La nécessaire mobilisation

L’incontournable pôle culturel du 93 lutte contre la municipalité de Saint-Ouen, qui a pris la décision de ne pas renouveler son bail. Sa directrice, Juliette Bompoint, revient sur ce nouvel épisode du combat de la culture pour exister. Pour les soutenir, devenez AMO ( Ami de Mains d'Œuvres), c'est prix libre !
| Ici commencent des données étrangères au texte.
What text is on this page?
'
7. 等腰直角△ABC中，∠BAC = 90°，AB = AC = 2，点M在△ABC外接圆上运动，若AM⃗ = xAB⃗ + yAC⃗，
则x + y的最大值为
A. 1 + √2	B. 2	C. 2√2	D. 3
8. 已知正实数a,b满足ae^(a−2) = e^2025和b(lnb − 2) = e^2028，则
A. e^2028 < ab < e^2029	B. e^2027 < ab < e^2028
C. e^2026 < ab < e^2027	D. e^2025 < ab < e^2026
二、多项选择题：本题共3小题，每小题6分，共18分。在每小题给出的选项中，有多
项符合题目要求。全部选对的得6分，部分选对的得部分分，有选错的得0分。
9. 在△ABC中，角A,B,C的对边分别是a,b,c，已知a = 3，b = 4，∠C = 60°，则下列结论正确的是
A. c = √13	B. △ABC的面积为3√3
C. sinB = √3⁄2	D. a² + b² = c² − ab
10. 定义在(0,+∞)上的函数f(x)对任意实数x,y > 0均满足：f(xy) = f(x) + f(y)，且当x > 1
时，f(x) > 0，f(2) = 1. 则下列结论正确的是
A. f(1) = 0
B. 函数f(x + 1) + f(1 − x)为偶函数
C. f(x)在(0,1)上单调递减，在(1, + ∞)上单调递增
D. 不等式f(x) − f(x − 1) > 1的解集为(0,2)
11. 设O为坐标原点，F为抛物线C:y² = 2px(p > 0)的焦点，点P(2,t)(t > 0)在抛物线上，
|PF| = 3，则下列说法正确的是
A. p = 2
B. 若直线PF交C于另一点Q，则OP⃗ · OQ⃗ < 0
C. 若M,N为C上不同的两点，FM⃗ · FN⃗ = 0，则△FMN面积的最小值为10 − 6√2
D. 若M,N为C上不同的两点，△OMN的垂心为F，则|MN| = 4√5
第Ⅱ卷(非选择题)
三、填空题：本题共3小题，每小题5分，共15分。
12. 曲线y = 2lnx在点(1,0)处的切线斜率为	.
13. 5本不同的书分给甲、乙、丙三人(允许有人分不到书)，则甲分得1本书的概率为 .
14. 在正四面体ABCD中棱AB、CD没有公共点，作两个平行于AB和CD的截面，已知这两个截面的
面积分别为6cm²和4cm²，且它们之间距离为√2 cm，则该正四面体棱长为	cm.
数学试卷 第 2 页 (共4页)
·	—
Quand avez-vous été prévenu de la municipalité de la fin de votre bail ?
En 2014, dès son arrivée, le maire (William Delannoy, UDI, NDLR) a tout à la fois annoncé le retrait de la subvention de Mains d'Œuvres et le fait de vouloir récupérer le bâtiment dans lequel nous travaillons depuis près de vingt ans pour construire le nouveau conservatoire. Le retrait de la subvention en cours d'année a généré une cessation de paiement, donc pendant plus d'un an, nous avons été mobilisés sur la restructuration de l'association, en considérant que le projet de conservatoire était très coûteux pour la ville et, sincèrement, pas très avancé, voire peu fondé dans un bâtiment à réhabiliter plutôt que sur un nouveau terrain de la ville. La fin de notre bail approche (prévu fin 2017) et le projet de nouveau conservatoire n'est toujours pas très avancé.

Récupérer vos locaux pour y installer un conservatoire. Que répondez-vous à cet argument ?
On soutient profondément le fait d'avoir un nouveau conservatoire à Saint-Ouen ! Ce n'est pas à nous qu'il faut expliquer qu'une offre pour l'éducation artistique est essentielle et que celui qui existe actuellement n'est pas adapté à un projet plus collectif et progressiste. Mais de là à déshabiller Jacques pour habiller Paul… On ne comprend pas cette logique, d’autant que nous avons régulièrement proposé de collaborer à une conception commune du projet, voire de partager des espaces, puis-que nous accueillons déjà des cours du conservatoire, et que les jeunes créateurs que nous accompagnons travaillent surtout la journée.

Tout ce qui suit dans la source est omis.